It starts with turning on the television in the living room. Things have changed a lot since that first eighteen inch diagonal with the limited function remote control. When I push the "power" button on this new machine, a message appears on the screen: "Please Wait..." I do remember a time when there was such a thing as "warming up" your home entertainment system. This was when it consisted of a bunch of glass tubes that needed time for the electricity to flow through them all. That was back when electricity was thicker and ran more like maple syrup. Or something like that.
But that doesn't really explain why my TV is currently asking me to wait while I sit there waiting anxiously for the potpourri of digital entertainment that awaits just after that very polite assertion. A few seconds of staring at a blank screen would be okay. I don't think that I would panic unless those few seconds stretched out to half a minute or more. Then there is the matter of the ellipses, those three dots that come right after the request for my patience...Like we had some sort of enduring relationship that I should be able to refer to as I await the inevitable return of my broadcasting day. It might just as well ask me to "Have a little patience, huh?" But that wouldn't be very nice, would it? Somebody at the television factory put that little chip in that made me think that I had some mild choice about how long it took for the picture to appear on the screen. If I were to ask nicely, maybe not every time, but if I were to throw in my own "please," it might get me to that Simpsons episode just a little quicker. Or not.

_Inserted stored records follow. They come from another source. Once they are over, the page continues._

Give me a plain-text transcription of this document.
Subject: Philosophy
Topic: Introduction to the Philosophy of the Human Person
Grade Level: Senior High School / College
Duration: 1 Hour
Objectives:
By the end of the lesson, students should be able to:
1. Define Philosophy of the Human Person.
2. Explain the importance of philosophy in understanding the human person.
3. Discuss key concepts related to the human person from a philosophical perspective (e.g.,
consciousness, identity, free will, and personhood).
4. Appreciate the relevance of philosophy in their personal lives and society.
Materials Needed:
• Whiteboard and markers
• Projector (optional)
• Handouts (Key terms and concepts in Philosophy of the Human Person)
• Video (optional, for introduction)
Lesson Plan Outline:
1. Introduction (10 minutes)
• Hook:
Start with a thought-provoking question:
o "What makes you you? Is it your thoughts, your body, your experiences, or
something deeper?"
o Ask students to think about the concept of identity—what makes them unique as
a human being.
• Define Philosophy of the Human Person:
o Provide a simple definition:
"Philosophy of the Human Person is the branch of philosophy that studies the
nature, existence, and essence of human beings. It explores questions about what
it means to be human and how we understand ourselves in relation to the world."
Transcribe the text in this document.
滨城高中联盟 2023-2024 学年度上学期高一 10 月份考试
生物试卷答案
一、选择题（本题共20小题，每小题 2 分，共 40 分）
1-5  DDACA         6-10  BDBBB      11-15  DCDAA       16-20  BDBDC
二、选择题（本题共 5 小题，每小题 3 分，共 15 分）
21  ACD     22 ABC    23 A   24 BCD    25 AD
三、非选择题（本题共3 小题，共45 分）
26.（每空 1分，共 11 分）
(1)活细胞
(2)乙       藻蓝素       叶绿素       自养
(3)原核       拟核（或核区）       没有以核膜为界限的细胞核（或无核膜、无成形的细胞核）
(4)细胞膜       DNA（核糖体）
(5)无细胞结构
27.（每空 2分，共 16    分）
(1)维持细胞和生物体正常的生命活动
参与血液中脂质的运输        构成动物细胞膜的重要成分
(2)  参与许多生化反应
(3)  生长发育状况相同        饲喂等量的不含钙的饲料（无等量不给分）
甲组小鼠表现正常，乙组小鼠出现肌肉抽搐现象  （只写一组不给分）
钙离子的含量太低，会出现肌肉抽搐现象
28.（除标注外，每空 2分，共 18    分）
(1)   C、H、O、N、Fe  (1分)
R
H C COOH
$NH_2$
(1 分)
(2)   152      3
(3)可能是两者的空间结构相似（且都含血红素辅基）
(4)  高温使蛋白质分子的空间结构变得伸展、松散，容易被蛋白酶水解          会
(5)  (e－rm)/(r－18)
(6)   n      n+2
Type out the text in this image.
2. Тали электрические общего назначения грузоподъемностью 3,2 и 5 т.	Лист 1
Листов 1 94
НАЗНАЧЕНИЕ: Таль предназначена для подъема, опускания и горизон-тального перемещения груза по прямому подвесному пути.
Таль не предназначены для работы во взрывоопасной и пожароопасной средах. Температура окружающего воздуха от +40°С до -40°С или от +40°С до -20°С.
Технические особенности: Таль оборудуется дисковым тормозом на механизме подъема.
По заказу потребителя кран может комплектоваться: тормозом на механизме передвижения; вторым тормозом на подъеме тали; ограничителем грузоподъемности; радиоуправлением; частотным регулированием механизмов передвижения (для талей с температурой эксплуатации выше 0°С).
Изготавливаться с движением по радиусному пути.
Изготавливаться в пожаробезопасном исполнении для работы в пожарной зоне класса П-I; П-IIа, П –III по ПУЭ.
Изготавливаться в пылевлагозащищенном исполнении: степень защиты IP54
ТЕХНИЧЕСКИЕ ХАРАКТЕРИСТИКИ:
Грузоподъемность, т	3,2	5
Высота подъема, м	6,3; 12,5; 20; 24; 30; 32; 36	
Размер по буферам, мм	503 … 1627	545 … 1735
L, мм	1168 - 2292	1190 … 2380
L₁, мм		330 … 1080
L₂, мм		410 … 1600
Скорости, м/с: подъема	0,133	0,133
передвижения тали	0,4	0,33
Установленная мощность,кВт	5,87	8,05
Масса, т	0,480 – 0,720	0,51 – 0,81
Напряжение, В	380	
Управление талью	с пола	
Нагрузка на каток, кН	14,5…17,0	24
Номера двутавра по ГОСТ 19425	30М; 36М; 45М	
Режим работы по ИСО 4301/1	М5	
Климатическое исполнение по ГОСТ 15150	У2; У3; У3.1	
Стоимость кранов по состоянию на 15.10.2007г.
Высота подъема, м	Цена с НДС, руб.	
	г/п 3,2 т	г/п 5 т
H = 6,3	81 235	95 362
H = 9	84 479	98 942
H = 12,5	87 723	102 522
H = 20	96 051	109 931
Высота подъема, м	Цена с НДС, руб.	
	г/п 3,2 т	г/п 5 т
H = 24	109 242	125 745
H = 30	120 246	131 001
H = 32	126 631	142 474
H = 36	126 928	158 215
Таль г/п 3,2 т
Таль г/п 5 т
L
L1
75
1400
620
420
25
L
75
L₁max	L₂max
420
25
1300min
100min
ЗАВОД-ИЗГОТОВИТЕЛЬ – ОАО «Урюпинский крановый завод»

Add to this video conundrum my relationship with the Wii Fit trainer. She's very good, and since I've been working with her for many months, she has been very encouraging. That wasn't always the case. It took me some time to work up to the point where this computer generated figure wouldn't chide me for the swaying or leaning or moving in something other than the instructed way. That doesn't mean that there aren't moments when our relationship is less than smooth. Like when I miss a day, and the machine asks, "Too busy to work out yesterday, eh?" Thanks for the reminder, but "eh?" It's those two little letters that are the ingratiating ones. I'm sure that's the syllable that is supposed to make it okay that a video game is chiding me on my priorities. Oh please.